Reproche malvenu fait au Chef de l’Etat de la RDC qui n’aurait pas protégé le leader du MLC appréhendé par la Belgique pour le compte de la CPI, parce que nul pouvoir de la planète n’est plus autorisé à contrevenir ni à bloquer la justice de rétablir les droits bafoués à travers le monde

Lorsque les Congolais ont fini par faire bon coeur contre mauvaise fortune en acceptant le sort du leader du Mlc, ils ont compris qu’il ne peut pas mourir seul. Car, se dit-on, tous les politiciens ne sont-ils pas les mêmes ? Pendant que JP Bemba est en prison en Belgique, il faut tout faire pour enlever des lustres à ses adversaires politiques. La personne la plus visée, c’est le chef de l’Etat, Joseph Kabila.
On le présente comme un méchant, un revanchard parce qu’il n’a pas osé prendre la défense de son adversaire. C’est dans ce cadre, pour convaincre l’opinion, qu’on a tiré des exemples dans l’histoire récente d’arrestation à l’étranger des personnalités africaines. Amalgame, confusion, manipulation, on ne recule devant rien pour faire accepter par l’opinion des faits qui n’ont aucun lien avec la situation de JP Bemba. On a cité en exemple Nicolas Sarkozy qui a défendu les citoyens français quoi qu’ils aient fait au Tchad.

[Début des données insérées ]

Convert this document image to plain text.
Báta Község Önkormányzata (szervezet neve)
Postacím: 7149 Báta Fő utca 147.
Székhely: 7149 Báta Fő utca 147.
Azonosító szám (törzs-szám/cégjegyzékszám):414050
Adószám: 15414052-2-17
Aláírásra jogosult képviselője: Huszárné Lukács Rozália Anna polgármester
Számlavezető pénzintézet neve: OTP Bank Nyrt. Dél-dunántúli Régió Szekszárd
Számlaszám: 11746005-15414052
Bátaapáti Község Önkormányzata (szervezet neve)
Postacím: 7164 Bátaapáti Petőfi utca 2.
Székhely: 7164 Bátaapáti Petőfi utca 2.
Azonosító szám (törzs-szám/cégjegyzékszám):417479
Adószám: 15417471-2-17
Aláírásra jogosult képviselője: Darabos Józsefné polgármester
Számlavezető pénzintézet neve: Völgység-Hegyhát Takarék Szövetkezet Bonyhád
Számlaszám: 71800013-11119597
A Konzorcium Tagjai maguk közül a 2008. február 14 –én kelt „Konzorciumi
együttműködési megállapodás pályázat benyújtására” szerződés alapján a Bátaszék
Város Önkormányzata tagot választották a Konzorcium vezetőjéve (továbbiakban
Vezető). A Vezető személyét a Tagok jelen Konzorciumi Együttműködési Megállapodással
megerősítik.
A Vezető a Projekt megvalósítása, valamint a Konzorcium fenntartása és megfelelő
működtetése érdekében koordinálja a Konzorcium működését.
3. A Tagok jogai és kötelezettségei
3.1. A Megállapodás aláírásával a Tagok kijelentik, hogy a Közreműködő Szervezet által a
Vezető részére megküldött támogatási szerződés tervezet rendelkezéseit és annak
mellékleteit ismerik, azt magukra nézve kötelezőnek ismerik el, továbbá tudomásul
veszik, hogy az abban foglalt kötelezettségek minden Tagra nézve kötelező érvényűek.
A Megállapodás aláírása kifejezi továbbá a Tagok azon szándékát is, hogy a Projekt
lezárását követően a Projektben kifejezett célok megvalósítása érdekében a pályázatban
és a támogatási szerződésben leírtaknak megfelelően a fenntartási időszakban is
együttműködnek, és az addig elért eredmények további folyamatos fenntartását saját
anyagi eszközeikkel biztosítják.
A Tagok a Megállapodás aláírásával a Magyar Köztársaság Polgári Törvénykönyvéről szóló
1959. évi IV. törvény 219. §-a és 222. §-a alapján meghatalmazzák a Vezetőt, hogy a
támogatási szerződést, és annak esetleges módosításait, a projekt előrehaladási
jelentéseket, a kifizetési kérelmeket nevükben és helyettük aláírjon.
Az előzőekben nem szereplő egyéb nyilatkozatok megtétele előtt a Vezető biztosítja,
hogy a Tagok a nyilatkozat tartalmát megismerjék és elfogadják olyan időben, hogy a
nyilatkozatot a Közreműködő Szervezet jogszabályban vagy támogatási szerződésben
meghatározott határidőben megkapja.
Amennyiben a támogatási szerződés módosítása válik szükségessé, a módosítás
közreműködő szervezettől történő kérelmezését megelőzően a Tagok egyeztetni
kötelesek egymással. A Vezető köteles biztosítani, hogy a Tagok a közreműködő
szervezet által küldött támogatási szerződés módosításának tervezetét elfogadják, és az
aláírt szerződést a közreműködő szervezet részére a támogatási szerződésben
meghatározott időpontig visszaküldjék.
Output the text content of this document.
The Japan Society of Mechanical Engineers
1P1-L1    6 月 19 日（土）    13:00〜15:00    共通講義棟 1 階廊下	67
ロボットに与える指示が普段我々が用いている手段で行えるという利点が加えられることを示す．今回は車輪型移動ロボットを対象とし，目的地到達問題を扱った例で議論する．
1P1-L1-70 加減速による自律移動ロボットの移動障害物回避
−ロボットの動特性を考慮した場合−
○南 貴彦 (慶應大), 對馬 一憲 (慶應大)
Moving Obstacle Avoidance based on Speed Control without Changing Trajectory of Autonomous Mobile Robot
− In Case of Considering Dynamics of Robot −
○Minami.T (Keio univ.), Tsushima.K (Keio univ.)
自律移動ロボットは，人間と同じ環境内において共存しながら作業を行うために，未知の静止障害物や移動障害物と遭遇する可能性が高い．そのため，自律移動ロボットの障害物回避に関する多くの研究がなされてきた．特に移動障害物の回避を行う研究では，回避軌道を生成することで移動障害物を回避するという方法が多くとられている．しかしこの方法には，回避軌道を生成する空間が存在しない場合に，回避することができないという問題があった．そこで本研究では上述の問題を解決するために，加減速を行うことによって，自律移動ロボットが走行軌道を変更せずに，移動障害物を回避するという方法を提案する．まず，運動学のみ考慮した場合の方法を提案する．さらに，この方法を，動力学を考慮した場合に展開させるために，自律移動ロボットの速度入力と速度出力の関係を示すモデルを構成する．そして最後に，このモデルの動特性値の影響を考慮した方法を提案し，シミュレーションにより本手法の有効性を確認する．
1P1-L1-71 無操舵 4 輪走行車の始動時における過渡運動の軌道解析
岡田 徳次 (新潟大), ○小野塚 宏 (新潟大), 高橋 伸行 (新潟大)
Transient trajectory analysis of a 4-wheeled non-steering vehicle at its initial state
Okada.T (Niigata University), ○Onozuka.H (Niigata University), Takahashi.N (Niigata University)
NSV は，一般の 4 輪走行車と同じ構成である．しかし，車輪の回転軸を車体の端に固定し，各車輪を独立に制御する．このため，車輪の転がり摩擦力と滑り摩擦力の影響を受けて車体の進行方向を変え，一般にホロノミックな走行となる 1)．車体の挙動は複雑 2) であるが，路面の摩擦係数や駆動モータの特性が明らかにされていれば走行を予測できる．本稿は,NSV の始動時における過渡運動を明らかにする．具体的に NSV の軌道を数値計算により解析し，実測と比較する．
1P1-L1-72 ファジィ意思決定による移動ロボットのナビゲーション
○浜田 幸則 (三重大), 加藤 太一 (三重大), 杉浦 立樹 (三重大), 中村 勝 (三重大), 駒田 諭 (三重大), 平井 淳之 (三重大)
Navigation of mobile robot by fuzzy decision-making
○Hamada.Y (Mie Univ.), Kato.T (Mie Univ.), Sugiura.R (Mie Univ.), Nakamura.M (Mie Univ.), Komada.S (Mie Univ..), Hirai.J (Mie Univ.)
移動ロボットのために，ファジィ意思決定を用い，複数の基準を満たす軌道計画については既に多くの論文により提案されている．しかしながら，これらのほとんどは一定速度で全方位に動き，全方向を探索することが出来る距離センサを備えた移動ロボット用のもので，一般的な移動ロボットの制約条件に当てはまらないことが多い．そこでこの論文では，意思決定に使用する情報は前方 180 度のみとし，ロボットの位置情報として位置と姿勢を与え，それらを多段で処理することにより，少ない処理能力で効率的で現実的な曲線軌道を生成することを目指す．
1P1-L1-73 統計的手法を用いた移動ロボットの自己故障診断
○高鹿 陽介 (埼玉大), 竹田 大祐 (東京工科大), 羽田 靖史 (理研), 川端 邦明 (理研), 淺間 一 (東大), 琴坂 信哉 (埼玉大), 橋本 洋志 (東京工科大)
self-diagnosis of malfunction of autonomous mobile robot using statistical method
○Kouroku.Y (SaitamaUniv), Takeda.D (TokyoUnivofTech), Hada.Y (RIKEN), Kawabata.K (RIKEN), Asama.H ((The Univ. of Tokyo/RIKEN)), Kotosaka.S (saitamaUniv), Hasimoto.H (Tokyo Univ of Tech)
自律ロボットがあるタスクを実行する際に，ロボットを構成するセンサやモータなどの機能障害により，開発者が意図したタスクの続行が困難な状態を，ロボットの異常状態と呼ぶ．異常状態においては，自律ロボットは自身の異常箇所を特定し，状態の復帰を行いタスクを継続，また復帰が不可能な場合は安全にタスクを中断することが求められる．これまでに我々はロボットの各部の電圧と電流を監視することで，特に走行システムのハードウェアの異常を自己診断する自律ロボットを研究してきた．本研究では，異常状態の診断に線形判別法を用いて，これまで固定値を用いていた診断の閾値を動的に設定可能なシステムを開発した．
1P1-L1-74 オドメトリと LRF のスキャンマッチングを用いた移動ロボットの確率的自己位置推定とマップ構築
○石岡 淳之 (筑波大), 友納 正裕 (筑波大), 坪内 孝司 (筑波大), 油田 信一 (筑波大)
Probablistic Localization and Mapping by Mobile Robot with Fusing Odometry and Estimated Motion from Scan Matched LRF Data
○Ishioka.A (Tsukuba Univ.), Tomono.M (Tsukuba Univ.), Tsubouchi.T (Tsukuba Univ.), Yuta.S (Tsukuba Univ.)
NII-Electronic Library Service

Première malheureuse comparaison, Sarkozy ne court pas au secours de ses opposants. C’est d’un. De deux, L’affaire de l’Arche de Zoé est une affaire d’une justice nationale d’un pays qui a des accords avec la France. C’est finalement sur ces accords que porteront les débats et c’est de ces accords qu’est sortie la solution finale. Même dans ce cas, le gouvernement français avait laissé la justice dire le droit jusqu’au bout. Si on compare avec l’affaire JP Bemba, il s’agit d’une affaire de la justice internationale.
La Belgique n’est dans cette affaire que le bras alors que la Cpi est la tête. Le gouvernement congolais ne peut intervenir qu’auprès de la Cpi. Cette intervention ne pourrait se faire qu’au regard des accords entre Kinshasa et la Cpi. Ces accords n’obligent la Rdc qu’à coopérer avec la Cpi. C’est-à-dire que Kinshasa, impuissant, n’avait qu’à prendre acte.
On est presque dans le même cas de figure dans l’affaire des officiers du Congo Brazzaville mêlés par la justice française dans l’affaire des disparus du beach. Ici encore, il n’est question pour le gouvernement congolais de Brazzaville d’aller en France tirer des opposants des griffes de la justice française. C’est d’un.

De deux, il s’agit d’une affaire qui s’était passée au Congo Brazzaville et dans laquelle la justice congolaise était compétente. La discussion entre les autorités de Brazzaville et celles de Paris ont tourné autour du respect de la procédure.
Il ne revenait pas à la justice française de happer un officiel congolais en mission officielle en Hexagone pour une affaire dans laquelle la justice locale ne s’était pas déclarée incompétente. Finalement, le procès a eu lieu à Brazzaville. Pour le cas de JP Bemba, les faits ne se sont pas déroulés en Rdc. La justice congolaise ne peut pas réclamer. JP Bemba pour le juger au pays. Il ne pouvait qu’être jugé par la justice centrafricaine qui s’est déclarée incompétente et avait saisi la justice internationale. Par quel bout Joseph Kabila devrait-il prendre ce dossier pour tirer le leader du Mlc des griffes de la justice internationale ?
L’exemple le plus complaisant, c’est celui d’Ingrid Betancourt. Comment comparer cette dame qui n’est accusée d’aucun crime avec JP Bemba accusé de crimes contre l’humanité ? Par contre, on avait vu le gouvernement congolais s’impliquer dans le dossier Papa Wemba. Même dans ce cas, Kinshasa n’a pas cherché à ce que la justice belge innocente l’artiste, mais, le chef de l’Etat a payé la caution exigée par la justice pour qu’il retrouve la liberté.